De autoria de uma deputada da oposição, Erika Kokay (PT-DF), e relatado por Sóstenes Cavalcante (DEM-RJ), integrante da bancada evangélica, o projeto de decreto legislativo teve ampla maioria na Câmara. Foram 365 votos favoráveis e somente 39 contrários, em votação realizada na semana passada – um apoio tão expressivo que seria suficiente até para aprovação de uma emenda à Constituição.

Técnicos do governo tentaram articular uma reação ao texto e fizeram chegar aos parlamentares um documento, ao qual o Estadão/Broadcast teve acesso, com indicadores e dados em defesa da manutenção da resolução anterior. A reportagem apurou, no entanto, que a operação foi abortada quando o governo identificou que um movimento contrário ao projeto poderia comprometer o apoio na Câmara à privatização dos Correios – cuja votação está prevista para agosto.

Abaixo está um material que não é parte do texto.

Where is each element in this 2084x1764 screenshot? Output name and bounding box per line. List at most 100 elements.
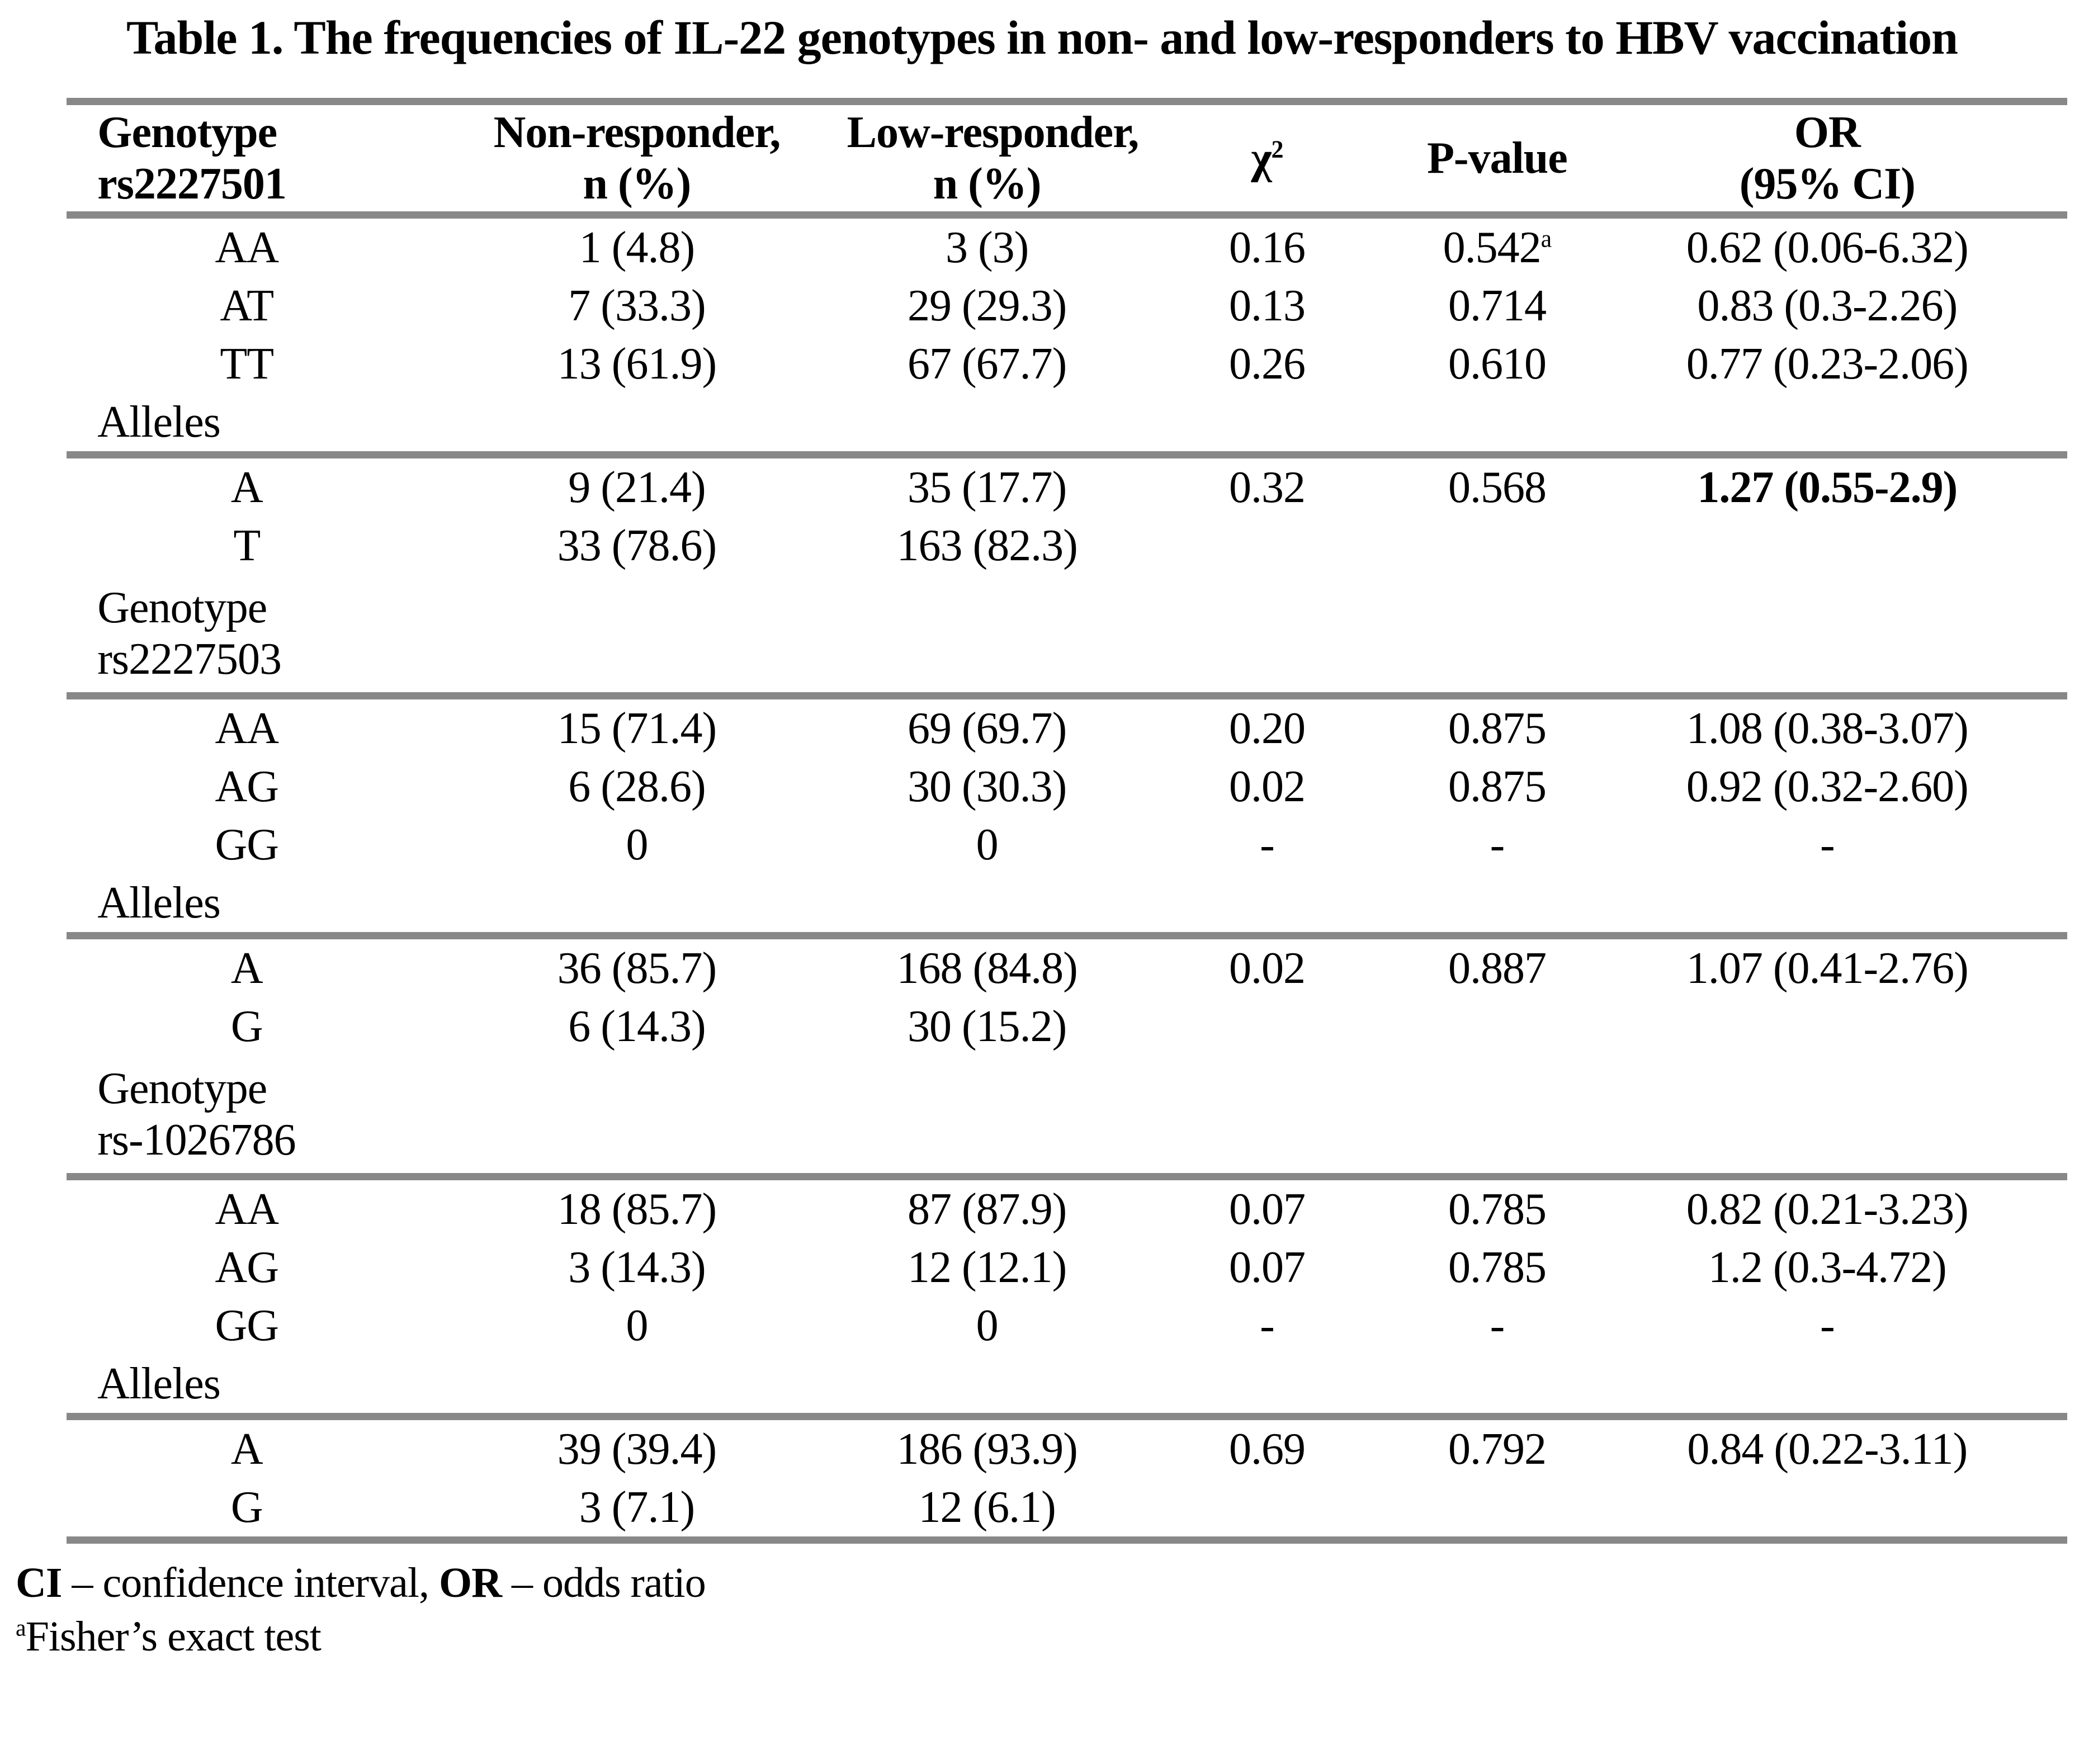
chi2-cell: 0.13 bbox=[1228, 281, 1306, 330]
table-body: AA 1 (4.8) 3 (3) 0.16 0.542a 0.62 (0.06-6.32)… bbox=[67, 215, 2068, 1544]
table-row: TT 13 (61.9) 67 (67.7) 0.26 0.610 0.77 (0.23-… bbox=[67, 335, 2067, 393]
chi2-cell bbox=[1127, 1478, 1407, 1544]
chi2-cell: 0.02 bbox=[1228, 943, 1306, 993]
non-responder-cell: 1 (4.8) bbox=[579, 223, 695, 272]
low-responder-cell: 12 (12.1) bbox=[907, 1242, 1067, 1292]
footnote-abbr-text: – confidence interval, bbox=[62, 1559, 439, 1607]
low-responder-cell: 29 (29.3) bbox=[907, 281, 1067, 330]
col-header-p-value: P-value bbox=[1407, 98, 1587, 219]
chi-symbol: χ bbox=[1251, 133, 1272, 183]
low-responder-cell: 35 (17.7) bbox=[907, 462, 1067, 512]
chi2-cell: 0.32 bbox=[1228, 462, 1306, 512]
p-value-cell: 0.542a bbox=[1443, 223, 1552, 272]
section-row: Genotype rs-1026786 bbox=[67, 1056, 2068, 1181]
p-value-cell: 0.610 bbox=[1448, 339, 1547, 389]
genotype-label-cell: A bbox=[230, 943, 263, 993]
low-responder-cell: 163 (82.3) bbox=[896, 521, 1078, 570]
non-responder-cell: 6 (28.6) bbox=[568, 762, 706, 811]
non-responder-cell: 0 bbox=[626, 1300, 648, 1350]
or-cell: 0.92 (0.32-2.60) bbox=[1686, 762, 1969, 811]
p-value-cell: 0.875 bbox=[1448, 762, 1547, 811]
genotype-label-cell: GG bbox=[215, 1300, 279, 1350]
section-row: Alleles bbox=[67, 393, 2068, 459]
p-value-cell: - bbox=[1490, 1300, 1505, 1350]
non-responder-cell: 18 (85.7) bbox=[557, 1184, 717, 1234]
table-row: A 36 (85.7) 168 (84.8) 0.02 0.887 1.07 (0.41-… bbox=[67, 936, 2067, 998]
col-header-genotype: Genotype rs2227501 bbox=[67, 98, 427, 219]
chi2-cell: 0.20 bbox=[1228, 703, 1306, 753]
p-value-cell: 0.785 bbox=[1448, 1242, 1547, 1292]
genotype-label-cell: TT bbox=[220, 339, 274, 389]
chi2-cell: - bbox=[1260, 820, 1275, 869]
header-row: Genotype rs2227501 Non-responder, n (%) … bbox=[67, 98, 2068, 219]
table-header: Genotype rs2227501 Non-responder, n (%) … bbox=[67, 98, 2068, 219]
table-row: AG 3 (14.3) 12 (12.1) 0.07 0.785 1.2 (0.3-4.7… bbox=[67, 1238, 2067, 1297]
section-row: Alleles bbox=[67, 874, 2068, 940]
section-label-cell: Genotype rs-1026786 bbox=[67, 1056, 2068, 1181]
p-value-cell: 0.714 bbox=[1448, 281, 1547, 330]
or-cell: 0.82 (0.21-3.23) bbox=[1686, 1184, 1969, 1234]
section-row: Alleles bbox=[67, 1355, 2068, 1421]
col-header-or: OR (95% CI) bbox=[1587, 98, 2068, 219]
low-responder-cell: 30 (30.3) bbox=[907, 762, 1067, 811]
p-value-cell: 0.568 bbox=[1448, 462, 1547, 512]
footnote-fisher: aFisher’s exact test bbox=[16, 1610, 2084, 1663]
low-responder-cell: 30 (15.2) bbox=[907, 1001, 1067, 1051]
or-cell bbox=[1587, 997, 2067, 1056]
non-responder-cell: 9 (21.4) bbox=[568, 462, 706, 512]
chi2-cell: 0.26 bbox=[1228, 339, 1306, 389]
chi2-cell: 0.02 bbox=[1228, 762, 1306, 811]
chi2-cell bbox=[1127, 997, 1407, 1056]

Nos bastidores, o projeto de decreto legislativo foi comparado aos “jabutis” – emendas estranhas ao projeto original – da medida provisória da Eletrobrás, que o governo aceitou “engolir” em troca da aprovação do texto, e que custarão R$ 84 bilhões aos consumidores. Procurado, o Ministério da Economia não comentou.

Despesas

Editada em janeiro de 2018, a resolução estabeleceu prazo de quatro anos para que os planos se adaptem às regras. Se não for cumprida, os administradores das estatais (conselheiros e diretores) podem ser responsabilizados pela Controladoria-Geral da União (CGU) e pelo Tribunal de Contas da União (TCU), especialmente aqueles que não fizeram nada ou muito pouco para enquadrar os planos aos termos da resolução. É por isso, também, que alguns executivos trabalharam, nos bastidores, pela aprovação do projeto que a suspende, segundo apurou a reportagem.

Antes da edição da resolução, era comum que estatais bancassem mais de 90% dos custos dos planos de saúde dos empregados, sem qualquer coparticipação. Várias empresas aceitavam que os funcionários incluíssem como dependentes pais, mães e filhos sem qualquer limite de idade.

O Postal Saúde, dos funcionários dos Correios, era um dos maiores exemplos do que o governo considerava, à época, um abuso. A empresa pagava quase 94,4% do benefício até 2017, enquanto os empregados custeavam apenas 5,6% dos gastos. Não havia cobrança de mensalidade, e os empregados podiam incluir como dependentes até mesmo seus pais. Com esses benefícios, os Correios estimavam um déficit em seu balanço da ordem de R$ 3,92 bilhões – valor relacionado a despesas futuras para financiar o plano após a aposentadoria dos empregados.

Em 2018, as regras dos planos de saúde das estatais foram revistas. Entre as novas normas, ficou estabelecido que as empresas deveriam custear no máximo 50% dos gastos. Além disso, o custo com os planos foi limitado a 8% do custo da folha anual dos empregados. A inclusão dos dependentes foi limitada a cônjuges e filhos com até 24 anos – desde que estivesse cursando o ensino superior.

Com as mudanças, o passivo atuarial dos Correios com planos de saúde, que chegou a ser de R$ 5,92 bilhões em 2015, foi reduzido a R$ 3,92 bilhões, em 2018, e a R$ 270 milhões, em 2020.

Erika Kokay disse que o texto restabelece a capacidade de negociação entre empregados e estatais. “Os planos de saúde não podem ser açoitados, como agora estão sendo açoitados os empregados e empregadas, os servidores e servidoras que têm planos de autogestão.”

Apoio maciço

A sessão na Câmara que derrubou o limite de gastos com planos de saúde durou 16 minutos. A maioria dos partidos da base do governo (PL, PP, PSD, Republicanos, PROS, PTB, Avante, Patriota e PSC) orientou seus deputados a votarem a favor do projeto de autoria da oposição – que o apoiou em peso (PT, PSB, PDT, PSOL, PCdoB e Rede). PSDB, MDB, DEM, Podemos e Cidadania também recomendaram o “sim”. Só o Novo se manifestou contra o texto.

Já o PSL, que tem vários deputados bolsonaristas entre seus membros, liberou a bancada para votar como quisesse – enquanto Bia Kicis (DF) e Carlos Jordy (RJ) apoiaram o texto, Carla Zambelli (SP) e Eduardo Bolsonaro (SP) votaram “não”. Solidariedade e PV não orientaram. O governo orientou o voto “não”, mas foi praticamente ignorado.